The energy tycoon eyeing a run for the role of London Mayor
Alexander Temerko gave a wide range interview to the Telegraph on energy policy, covid-19 and his political ambitions.
The 54-year-old, who says he is lucky to have a “very good immune system”, is a strong believer in testing to try and keep working life running along as normally as possible – and wishes others could also get more of their daily routine back.
“I am a lockdown sceptic,” says the energy developer and top Tory party member and donor. “Of course we need a vaccine, maybe masks, distancing – but to paralyse the whole economy?
“Yes it’s difficult but the suicide rate is growing, heart attacks are growing – people are dying from other causes…”
If his scepticism puts him at odds with the strategy pursued by the Conservative Government, it’s not the only area where he is willing to make a challenge – despite his overall strong support.
“I promised this time I would be absolutely loyal,” he says. “I very much admire Boris – I think he is a brilliant prime minister for promoting British business.”
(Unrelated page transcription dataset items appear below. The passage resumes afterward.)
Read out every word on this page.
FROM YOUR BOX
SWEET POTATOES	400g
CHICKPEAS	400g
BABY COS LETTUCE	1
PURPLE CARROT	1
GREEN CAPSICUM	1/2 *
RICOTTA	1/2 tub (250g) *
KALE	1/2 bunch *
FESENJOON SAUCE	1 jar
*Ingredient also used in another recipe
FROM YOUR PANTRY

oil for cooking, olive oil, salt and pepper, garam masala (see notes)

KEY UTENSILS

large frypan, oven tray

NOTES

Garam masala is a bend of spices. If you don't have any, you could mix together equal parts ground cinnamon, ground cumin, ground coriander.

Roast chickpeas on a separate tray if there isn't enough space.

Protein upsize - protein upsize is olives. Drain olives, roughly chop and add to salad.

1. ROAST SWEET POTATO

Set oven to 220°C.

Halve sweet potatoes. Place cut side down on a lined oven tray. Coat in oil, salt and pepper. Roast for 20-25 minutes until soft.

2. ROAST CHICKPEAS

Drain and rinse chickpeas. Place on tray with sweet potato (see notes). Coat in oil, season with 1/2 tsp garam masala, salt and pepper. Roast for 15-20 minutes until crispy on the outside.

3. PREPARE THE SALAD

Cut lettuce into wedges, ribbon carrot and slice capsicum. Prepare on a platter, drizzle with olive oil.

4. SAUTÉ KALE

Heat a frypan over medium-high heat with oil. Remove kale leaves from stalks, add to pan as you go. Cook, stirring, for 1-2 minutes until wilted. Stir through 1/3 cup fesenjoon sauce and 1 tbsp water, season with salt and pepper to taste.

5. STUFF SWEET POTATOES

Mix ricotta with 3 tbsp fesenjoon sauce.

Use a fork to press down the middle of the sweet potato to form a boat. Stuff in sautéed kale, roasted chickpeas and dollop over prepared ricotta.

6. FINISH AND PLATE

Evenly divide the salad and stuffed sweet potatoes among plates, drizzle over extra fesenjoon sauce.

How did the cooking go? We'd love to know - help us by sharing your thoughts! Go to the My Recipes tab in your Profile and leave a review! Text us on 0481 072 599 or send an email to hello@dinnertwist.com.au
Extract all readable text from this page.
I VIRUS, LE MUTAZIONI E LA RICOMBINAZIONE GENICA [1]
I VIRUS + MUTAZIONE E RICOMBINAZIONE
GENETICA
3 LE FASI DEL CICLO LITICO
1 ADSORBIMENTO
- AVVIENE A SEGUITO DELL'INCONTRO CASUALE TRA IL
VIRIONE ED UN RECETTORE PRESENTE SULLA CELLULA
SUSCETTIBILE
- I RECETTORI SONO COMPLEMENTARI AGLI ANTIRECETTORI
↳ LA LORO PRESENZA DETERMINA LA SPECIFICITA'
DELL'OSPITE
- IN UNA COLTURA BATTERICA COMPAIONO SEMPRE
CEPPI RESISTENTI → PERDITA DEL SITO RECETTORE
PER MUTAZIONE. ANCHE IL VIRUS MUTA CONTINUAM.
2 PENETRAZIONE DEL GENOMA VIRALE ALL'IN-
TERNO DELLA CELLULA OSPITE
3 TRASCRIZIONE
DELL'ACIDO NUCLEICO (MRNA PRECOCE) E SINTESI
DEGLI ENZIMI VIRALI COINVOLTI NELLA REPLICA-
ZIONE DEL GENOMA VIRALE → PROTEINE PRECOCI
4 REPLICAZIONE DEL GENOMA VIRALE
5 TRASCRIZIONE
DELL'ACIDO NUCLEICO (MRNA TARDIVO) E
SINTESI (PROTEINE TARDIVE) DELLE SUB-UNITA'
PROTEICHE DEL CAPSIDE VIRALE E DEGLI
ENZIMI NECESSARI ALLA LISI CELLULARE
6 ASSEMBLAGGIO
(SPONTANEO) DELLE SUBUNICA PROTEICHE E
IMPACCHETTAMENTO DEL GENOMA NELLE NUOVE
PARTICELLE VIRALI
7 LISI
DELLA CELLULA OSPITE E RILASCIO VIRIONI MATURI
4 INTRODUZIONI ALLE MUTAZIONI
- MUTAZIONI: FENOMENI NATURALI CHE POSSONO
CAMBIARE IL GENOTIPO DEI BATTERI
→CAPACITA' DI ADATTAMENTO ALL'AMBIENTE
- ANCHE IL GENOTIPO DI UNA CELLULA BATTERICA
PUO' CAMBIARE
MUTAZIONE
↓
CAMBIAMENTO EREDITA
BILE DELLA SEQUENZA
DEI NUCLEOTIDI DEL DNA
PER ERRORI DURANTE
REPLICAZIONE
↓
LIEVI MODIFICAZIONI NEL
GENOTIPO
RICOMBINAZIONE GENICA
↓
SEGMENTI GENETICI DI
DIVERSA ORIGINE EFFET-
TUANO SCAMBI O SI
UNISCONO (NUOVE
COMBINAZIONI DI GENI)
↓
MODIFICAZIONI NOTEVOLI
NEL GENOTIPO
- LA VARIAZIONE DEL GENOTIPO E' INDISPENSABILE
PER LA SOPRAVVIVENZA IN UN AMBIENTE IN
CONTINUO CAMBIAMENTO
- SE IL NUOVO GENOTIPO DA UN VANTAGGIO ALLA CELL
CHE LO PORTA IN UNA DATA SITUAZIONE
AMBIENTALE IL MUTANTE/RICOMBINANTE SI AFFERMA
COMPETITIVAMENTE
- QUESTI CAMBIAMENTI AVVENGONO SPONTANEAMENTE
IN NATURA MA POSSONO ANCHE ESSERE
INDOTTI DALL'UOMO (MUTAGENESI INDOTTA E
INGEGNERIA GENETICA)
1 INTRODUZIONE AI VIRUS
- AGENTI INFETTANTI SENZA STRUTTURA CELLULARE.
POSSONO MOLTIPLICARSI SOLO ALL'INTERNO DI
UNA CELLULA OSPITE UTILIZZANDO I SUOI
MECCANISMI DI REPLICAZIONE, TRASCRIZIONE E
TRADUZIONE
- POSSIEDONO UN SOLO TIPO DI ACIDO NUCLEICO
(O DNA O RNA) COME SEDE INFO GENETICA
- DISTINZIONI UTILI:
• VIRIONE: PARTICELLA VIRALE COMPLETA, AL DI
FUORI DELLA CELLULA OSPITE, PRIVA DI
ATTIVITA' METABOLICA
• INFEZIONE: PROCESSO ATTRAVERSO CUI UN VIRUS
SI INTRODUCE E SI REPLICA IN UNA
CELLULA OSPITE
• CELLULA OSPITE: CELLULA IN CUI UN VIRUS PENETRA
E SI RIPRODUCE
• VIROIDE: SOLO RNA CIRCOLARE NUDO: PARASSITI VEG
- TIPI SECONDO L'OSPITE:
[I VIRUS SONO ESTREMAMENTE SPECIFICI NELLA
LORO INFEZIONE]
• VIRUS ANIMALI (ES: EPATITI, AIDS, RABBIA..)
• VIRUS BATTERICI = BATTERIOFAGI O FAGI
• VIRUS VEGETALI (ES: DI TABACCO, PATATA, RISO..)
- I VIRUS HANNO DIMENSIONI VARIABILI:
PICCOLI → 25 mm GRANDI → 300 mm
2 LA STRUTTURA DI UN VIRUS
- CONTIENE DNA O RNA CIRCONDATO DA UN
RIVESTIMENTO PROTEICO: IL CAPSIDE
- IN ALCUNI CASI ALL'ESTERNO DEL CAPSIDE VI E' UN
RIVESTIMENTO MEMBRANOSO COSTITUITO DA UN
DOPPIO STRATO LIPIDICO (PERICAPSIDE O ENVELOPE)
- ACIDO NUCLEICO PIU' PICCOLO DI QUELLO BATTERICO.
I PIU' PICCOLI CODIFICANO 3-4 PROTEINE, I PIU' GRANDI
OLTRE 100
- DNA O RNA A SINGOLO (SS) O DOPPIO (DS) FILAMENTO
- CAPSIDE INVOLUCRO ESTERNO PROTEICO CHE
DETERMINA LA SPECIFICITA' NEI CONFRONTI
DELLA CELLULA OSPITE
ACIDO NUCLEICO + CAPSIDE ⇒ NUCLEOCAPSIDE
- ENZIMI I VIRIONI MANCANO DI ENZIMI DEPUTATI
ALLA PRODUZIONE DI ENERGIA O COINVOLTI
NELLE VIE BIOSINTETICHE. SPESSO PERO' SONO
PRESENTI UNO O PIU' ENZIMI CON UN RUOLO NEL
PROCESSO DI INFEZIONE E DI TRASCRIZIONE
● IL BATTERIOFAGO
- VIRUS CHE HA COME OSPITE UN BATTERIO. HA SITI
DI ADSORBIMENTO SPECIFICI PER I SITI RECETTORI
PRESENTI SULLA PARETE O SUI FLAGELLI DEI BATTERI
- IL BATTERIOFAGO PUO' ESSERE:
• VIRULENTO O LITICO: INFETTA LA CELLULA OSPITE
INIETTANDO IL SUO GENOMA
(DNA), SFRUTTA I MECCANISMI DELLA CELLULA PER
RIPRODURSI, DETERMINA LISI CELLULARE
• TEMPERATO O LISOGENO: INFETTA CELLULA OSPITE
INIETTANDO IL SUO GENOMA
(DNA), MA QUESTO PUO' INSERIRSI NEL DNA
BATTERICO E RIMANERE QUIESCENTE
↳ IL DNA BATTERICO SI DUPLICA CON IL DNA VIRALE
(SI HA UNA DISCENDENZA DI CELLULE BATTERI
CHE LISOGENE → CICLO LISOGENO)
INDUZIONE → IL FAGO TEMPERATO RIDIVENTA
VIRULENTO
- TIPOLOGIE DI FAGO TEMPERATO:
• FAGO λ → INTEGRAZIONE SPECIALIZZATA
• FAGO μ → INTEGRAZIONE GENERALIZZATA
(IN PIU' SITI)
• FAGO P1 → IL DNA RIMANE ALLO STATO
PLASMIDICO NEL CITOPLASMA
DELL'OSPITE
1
Temerko, who is now developing a £1.2bn power cable under the Channel, says industry and government need to develop a clearer strategy to help the country meet its Herculean and legally binding target of net zero carbon emissions.
“The energy white papers are not a road-map of how we can get there – that is the biggest problem,” he says. “All of our society has a key interest in this area.”
The planning and regulation process also needs simplifying and speeding up, he argues, or it risks tangling up vital projects.
“It must be a very simple and very transparent model,” he says. “Today it’s like a black hole … a Harry Potter universe […] a secret place and nobody knows what happens to it.”
His latest energy project may yet make his biggest mark on the UK. The 2GW planned cable under the Channel will trade power between the UK and the continent and should be able to provide about 5pc of the UK’s electricity.
Such interconnectors are set to be a more important part of the energy mix, helping to balance out intermittent supply from wind power. Under the Brexit deal – “a miracle”, says Temerko – the UK’s access to EU energy markets remains unfettered until at least 2026.
Temerko has been an outspoken critic of President Putin – referring to him in July as an “enemy of democracy” – particularly over his aggression in Ukraine. “I was born in Ukraine – and I am suffering together with my country against Russian occupation,” he says. “My public position against Russia is absolutely obvious.”
He denies having any particular political influence, beyond being a senior member of the Conservative Party. “Of course I try to make my party better and promote businesses and industry inside the party. I fight inside the party for the party manifesto. What kind of other influence can I have?”
He may yet find a path to greater influence, following in the footsteps of Boris Johnson.
Temerko is eyeing an attempt to get selected as the Conservative candidate for London Mayor after the next election, comparing his own background to Michael Bloomberg, the billionaire former mayor of New York. “I believe today London needs a businessman like a Bloomberg,” he says.
“I think there needs to be absolutely a different attitude and a different approach.” His first goal? To abolish crime.
“I will do that,” he says. “It may be more brutal […] but people are happy when they are safe – if people are not safe they are unhappy.”